Mesenchymal Stem Cells (MSCs) in Ischemic Stroke

MSCs are non-hematopoietic stem cells, which widely exist in various organs and tissues, and have a high degree of proliferation, along with self-renewal and multi-directional differentiation properties. MSCs can be obtained from several tissues, including the bone marrow, placenta, amniotic fluid, adipose tissue, umbilical cord, and dental pulp (Yalvac et al., 2009; Yang et al., 2011; Pittenger et al., 2019). At the preclinical level, transplantation of MSCs, especially BMSCs, improved functional recovery in MCAO model rats.
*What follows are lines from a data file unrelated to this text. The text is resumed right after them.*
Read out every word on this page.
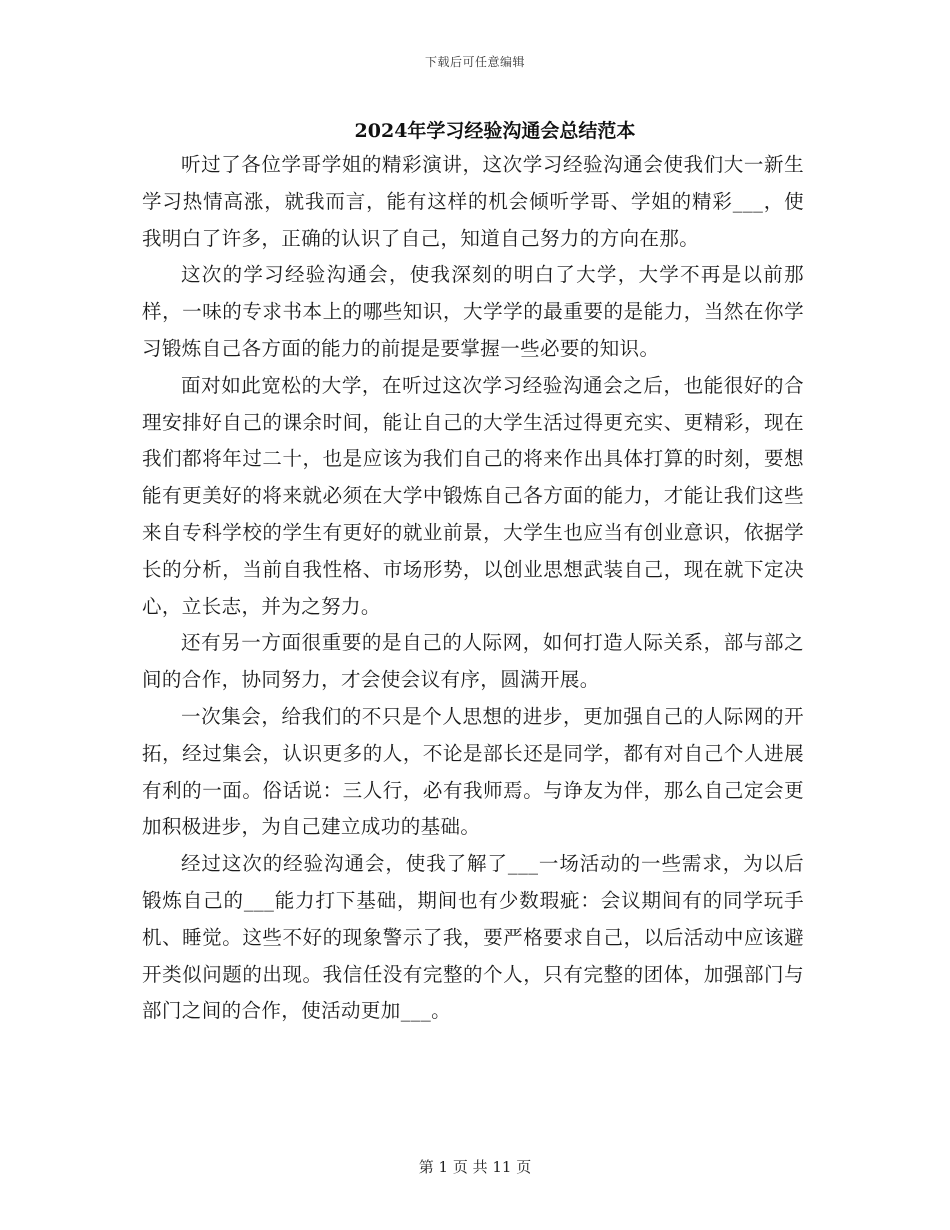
下载后可任意编辑
2024年学习经验沟通会总结范本

听过了各位学哥学姐的精彩演讲，这次学习经验沟通会使我们大一新生学习热情高涨，就我而言，能有这样的机会倾听学哥、学姐的精彩___，使我明白了许多，正确的认识了自己，知道自己努力的方向在那。

这次的学习经验沟通会，使我深刻的明白了大学，大学不再是以前那样，一味的专求书本上的哪些知识，大学学的最重要的是能力，当然在你学习锻炼自己各方面的能力的前提是要掌握一些必要的知识。

面对如此宽松的大学，在听过这次学习经验沟通会之后，也能很好的合理安排好自己的课余时间，能让自己的大学生活过得更充实、更精彩，现在我们都将年过二十，也是应该为我们自己的将来作出具体打算的时刻，要想能有更美好的将来就必须在大学中锻炼自己各方面的能力，才能让我们这些来自专科学校的学生有更好的就业前景，大学生也应当有创业意识，依据学长的分析，当前自我性格、市场形势，以创业思想武装自己，现在就下定决心，立长志，并为之努力。

还有另一方面很重要的是自己的人际网，如何打造人际关系，部与部之间的合作，协同努力，才会使会议有序，圆满开展。

一次集会，给我们的不只是个人思想的进步，更加强自己的人际网的开拓，经过集会，认识更多的人，不论是部长还是同学，都有对自己个人进展有利的一面。俗话说：三人行，必有我师焉。与诤友为伴，那么自己定会更加积极进步，为自己建立成功的基础。

经过这次的经验沟通会，使我了解了___一场活动的一些需求，为以后锻炼自己的___能力打下基础，期间也有少数瑕疵：会议期间有的同学玩手机、睡觉。这些不好的现象警示了我，要严格要求自己，以后活动中应该避开类似问题的出现。我信任没有完整的个人，只有完整的团体，加强部门与部门之间的合作，使活动更加___。

第 1 页 共 11 页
MSC transplantation was shown to reduce the lesion volume (Koh et al., 2008; Li et al., 2010; Shen et al., 2011), enhance sensorimotor (Huang et al., 2013) and cognitive functions (Lowrance et al., 2015), promote angiogenesis and neurogenesis (Bao et al., 2011), modulate inflammatory and immune responses (Ohtaki et al., 2008), and improve synaptic recovery (Asgari Taei et al., 2021). Although some studies have shown no significant reduction of ischemic lesion volumes, the functional outcome nevertheless improved after the administration of MSCs; these discrepancies were suggested to be due to not recanalizing the middle cerebral artery (Zacharek et al., 2010; Gutiérrez-Fernández et al., 2013). Several clinical trials seem to have confirmed MSCs to be a potential option for the treatment of ischemic stroke; moreover, MSC therapy was demonstrated to be safe for subacute stroke patients in the long-term and may improve recovery after stroke according to a randomized controlled trial using an intravenously applied MSC culture expanded with fetal bovine serum (Lee et al., 2010; Díez-Tejedor et al., 2014; Steinberg et al., 2016; Levy et al., 2019; Lalu et al., 2020). Furthermore, MSC-derived extracellular vesicles (MSC EVs) played an important role in ischemic stroke as a treatment and potential biomarker (Otero-Ortega et al., 2019). However, no efficacy of MSC therapy was observed in the only randomized Phase II study until now (Hess et al., 2017). Hence, the efficacy of MSCs for stroke treatment remains to be determined.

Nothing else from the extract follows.